The combination of rate-transient analysis with microseismic data is a powerful new approach for optimizing development of unconventional gas and oil plays. Rate-transient analysis is inherently limited to simple models, but utilizes data commonly gathered during field development; more rigorous approaches for characterizing hydraulic fracture properties of unconventional reservoirs are now available (see Cipolla et al. 2011b, Meyer and Buzan, 2011), but require much more data and are computationally intensive.
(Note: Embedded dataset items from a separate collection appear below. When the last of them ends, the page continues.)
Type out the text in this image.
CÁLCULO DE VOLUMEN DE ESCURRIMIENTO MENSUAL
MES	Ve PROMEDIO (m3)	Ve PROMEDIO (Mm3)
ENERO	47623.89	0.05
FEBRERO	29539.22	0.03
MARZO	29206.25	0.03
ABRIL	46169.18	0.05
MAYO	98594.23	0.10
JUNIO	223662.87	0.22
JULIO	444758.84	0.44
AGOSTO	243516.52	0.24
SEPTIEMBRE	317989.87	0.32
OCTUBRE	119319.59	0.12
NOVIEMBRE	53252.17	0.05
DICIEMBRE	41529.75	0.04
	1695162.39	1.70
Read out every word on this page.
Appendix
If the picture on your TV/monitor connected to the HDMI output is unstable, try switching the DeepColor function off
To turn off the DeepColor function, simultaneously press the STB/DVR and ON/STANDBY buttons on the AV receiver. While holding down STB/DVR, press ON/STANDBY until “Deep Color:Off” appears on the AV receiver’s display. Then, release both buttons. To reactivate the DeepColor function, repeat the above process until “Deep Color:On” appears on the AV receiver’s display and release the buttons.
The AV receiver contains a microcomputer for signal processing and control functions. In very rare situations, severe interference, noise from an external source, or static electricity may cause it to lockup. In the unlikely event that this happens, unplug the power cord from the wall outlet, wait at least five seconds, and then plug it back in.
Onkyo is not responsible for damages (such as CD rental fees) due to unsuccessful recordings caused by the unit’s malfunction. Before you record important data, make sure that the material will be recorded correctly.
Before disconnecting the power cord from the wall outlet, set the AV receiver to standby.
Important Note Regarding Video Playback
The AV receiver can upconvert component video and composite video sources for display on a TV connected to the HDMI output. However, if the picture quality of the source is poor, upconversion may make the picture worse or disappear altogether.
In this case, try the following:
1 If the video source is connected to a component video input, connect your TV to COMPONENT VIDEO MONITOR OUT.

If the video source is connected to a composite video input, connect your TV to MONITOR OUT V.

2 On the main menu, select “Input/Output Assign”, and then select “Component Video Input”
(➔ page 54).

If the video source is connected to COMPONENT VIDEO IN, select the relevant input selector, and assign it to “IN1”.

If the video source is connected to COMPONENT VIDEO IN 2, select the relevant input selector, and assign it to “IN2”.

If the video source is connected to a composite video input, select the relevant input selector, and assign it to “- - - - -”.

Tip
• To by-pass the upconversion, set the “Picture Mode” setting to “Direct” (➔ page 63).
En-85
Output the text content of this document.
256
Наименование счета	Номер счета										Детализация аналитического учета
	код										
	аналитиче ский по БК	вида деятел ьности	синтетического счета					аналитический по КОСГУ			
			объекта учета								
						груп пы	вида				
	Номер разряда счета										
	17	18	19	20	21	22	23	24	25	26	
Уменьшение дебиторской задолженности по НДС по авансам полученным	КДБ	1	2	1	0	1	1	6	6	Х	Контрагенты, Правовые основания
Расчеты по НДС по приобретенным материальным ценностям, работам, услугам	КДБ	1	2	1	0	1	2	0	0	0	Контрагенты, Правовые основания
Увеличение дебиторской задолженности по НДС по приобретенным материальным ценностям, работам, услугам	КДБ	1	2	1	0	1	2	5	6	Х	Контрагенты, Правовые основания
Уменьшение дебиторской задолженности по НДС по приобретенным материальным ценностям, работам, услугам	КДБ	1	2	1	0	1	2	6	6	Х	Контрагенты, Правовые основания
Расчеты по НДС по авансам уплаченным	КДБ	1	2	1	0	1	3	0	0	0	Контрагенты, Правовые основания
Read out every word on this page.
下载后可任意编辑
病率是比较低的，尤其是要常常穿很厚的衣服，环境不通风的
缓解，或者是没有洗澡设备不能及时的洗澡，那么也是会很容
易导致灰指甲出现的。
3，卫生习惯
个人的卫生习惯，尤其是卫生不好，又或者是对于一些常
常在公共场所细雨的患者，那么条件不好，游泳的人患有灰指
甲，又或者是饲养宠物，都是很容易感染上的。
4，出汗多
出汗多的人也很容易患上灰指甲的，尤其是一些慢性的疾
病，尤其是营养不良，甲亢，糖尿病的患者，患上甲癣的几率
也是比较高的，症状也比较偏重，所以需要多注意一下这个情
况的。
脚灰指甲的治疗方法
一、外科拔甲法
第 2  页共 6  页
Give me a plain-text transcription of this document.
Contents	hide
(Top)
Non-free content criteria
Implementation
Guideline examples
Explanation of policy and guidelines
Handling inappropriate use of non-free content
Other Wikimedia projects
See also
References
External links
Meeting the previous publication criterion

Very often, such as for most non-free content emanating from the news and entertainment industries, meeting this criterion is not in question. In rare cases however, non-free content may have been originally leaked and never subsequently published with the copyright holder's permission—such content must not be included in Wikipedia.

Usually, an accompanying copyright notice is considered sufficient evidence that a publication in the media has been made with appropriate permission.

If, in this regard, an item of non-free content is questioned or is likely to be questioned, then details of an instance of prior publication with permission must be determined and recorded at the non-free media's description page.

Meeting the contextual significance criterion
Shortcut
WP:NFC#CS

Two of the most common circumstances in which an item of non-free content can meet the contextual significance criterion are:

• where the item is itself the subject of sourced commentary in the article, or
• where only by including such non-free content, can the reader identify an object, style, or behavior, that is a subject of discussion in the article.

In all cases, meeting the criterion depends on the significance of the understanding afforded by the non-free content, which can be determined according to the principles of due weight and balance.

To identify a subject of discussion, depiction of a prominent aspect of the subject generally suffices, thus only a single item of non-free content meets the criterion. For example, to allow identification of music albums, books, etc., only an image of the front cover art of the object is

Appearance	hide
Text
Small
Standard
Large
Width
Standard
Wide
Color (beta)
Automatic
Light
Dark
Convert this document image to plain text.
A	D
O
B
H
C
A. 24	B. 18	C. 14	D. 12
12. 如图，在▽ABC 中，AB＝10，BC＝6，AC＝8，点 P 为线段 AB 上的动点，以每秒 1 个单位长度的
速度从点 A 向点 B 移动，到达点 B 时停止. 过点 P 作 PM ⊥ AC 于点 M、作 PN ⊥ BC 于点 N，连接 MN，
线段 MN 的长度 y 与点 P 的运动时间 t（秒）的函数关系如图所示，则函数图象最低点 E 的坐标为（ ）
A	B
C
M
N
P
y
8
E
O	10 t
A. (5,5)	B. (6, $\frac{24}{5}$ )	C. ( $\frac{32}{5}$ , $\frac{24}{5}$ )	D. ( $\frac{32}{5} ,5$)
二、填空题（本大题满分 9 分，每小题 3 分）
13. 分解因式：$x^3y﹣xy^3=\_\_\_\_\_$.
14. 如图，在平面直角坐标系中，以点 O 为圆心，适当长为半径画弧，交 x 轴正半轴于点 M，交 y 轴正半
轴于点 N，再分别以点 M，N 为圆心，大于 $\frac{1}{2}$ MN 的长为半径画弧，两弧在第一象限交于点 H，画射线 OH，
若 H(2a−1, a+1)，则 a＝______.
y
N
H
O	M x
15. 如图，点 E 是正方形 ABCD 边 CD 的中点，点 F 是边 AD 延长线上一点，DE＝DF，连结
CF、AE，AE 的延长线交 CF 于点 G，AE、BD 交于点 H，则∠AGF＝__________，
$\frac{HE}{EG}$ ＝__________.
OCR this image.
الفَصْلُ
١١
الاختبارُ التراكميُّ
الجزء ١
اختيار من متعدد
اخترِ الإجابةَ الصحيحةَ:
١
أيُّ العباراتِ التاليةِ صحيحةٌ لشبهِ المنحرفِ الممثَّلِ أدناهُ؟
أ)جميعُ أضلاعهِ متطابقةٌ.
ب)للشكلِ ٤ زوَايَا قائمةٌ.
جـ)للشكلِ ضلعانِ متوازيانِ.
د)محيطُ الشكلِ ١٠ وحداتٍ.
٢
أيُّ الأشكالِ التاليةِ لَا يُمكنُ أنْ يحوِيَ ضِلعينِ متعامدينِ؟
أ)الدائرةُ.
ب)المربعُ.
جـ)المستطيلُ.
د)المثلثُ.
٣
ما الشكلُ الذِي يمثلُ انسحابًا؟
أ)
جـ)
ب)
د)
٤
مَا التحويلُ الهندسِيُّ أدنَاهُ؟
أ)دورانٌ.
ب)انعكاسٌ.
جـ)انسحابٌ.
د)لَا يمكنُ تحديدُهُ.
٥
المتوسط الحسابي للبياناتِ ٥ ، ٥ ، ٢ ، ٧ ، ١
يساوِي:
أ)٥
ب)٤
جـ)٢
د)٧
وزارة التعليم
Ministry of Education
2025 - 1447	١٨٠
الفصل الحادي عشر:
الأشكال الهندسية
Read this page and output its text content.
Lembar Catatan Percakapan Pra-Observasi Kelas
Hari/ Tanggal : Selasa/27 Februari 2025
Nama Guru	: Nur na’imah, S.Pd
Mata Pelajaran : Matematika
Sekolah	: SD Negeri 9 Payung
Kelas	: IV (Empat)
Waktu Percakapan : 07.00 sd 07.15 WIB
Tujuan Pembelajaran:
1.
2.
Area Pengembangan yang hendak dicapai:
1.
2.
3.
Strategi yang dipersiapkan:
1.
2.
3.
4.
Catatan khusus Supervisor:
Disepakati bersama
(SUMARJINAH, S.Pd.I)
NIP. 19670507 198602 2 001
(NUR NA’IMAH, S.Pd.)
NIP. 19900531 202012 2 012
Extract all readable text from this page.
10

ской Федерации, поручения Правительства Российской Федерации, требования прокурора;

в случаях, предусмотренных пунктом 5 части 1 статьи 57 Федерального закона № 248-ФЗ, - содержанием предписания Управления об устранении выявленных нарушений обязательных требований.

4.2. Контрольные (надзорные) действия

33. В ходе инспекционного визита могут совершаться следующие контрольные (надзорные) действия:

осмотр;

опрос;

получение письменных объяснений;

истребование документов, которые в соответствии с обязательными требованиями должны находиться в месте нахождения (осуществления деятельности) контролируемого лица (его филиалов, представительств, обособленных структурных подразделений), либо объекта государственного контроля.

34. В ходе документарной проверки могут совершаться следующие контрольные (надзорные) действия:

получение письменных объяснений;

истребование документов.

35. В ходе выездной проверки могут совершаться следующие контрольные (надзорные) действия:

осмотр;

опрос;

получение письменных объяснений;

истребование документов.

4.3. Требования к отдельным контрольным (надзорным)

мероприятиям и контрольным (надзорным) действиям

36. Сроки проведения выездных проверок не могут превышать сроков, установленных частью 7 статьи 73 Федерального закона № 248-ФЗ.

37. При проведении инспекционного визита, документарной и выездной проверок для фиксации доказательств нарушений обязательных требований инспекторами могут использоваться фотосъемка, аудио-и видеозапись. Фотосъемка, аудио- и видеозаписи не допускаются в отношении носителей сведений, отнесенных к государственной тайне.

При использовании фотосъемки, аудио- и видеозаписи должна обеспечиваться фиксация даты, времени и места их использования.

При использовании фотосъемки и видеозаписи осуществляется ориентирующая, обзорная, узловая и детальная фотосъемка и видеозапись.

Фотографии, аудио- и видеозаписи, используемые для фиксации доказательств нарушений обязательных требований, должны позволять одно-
In this work, it is suggested that ratetransient analysis be combined with microseismic data gathering and analysis to provide early estimates of hydraulic and reservoir properties, which in turn can be used as a starting point for more rigorous simulation efforts. Moreover, this “calibration” exercise will prove useful for future well analysis where microseismic and other data required for rigorous frac modeling are not available (i.e. most of the wells in a developed field). Improvements to RTA, as well as MSMA, as applied to unconventional reservoirs, are increasing rapidly. Their combined usage will prove important for future exploration and development applications.

### Acknowledgements

The author would like to acknowledge Encana for support of his Chair position in Unconventional Gas at the University of Calgary, Department of Geoscience. He also acknowledges the contributions of his students, in particular Morteza Nobakht and Jesse Williams-Kovacs, who have contributed greatly to the understanding of unconventional rate-transient analysis. Finally, Dave Eaton is thanked for his fruitful discussions on the combination of RTA and MSMA.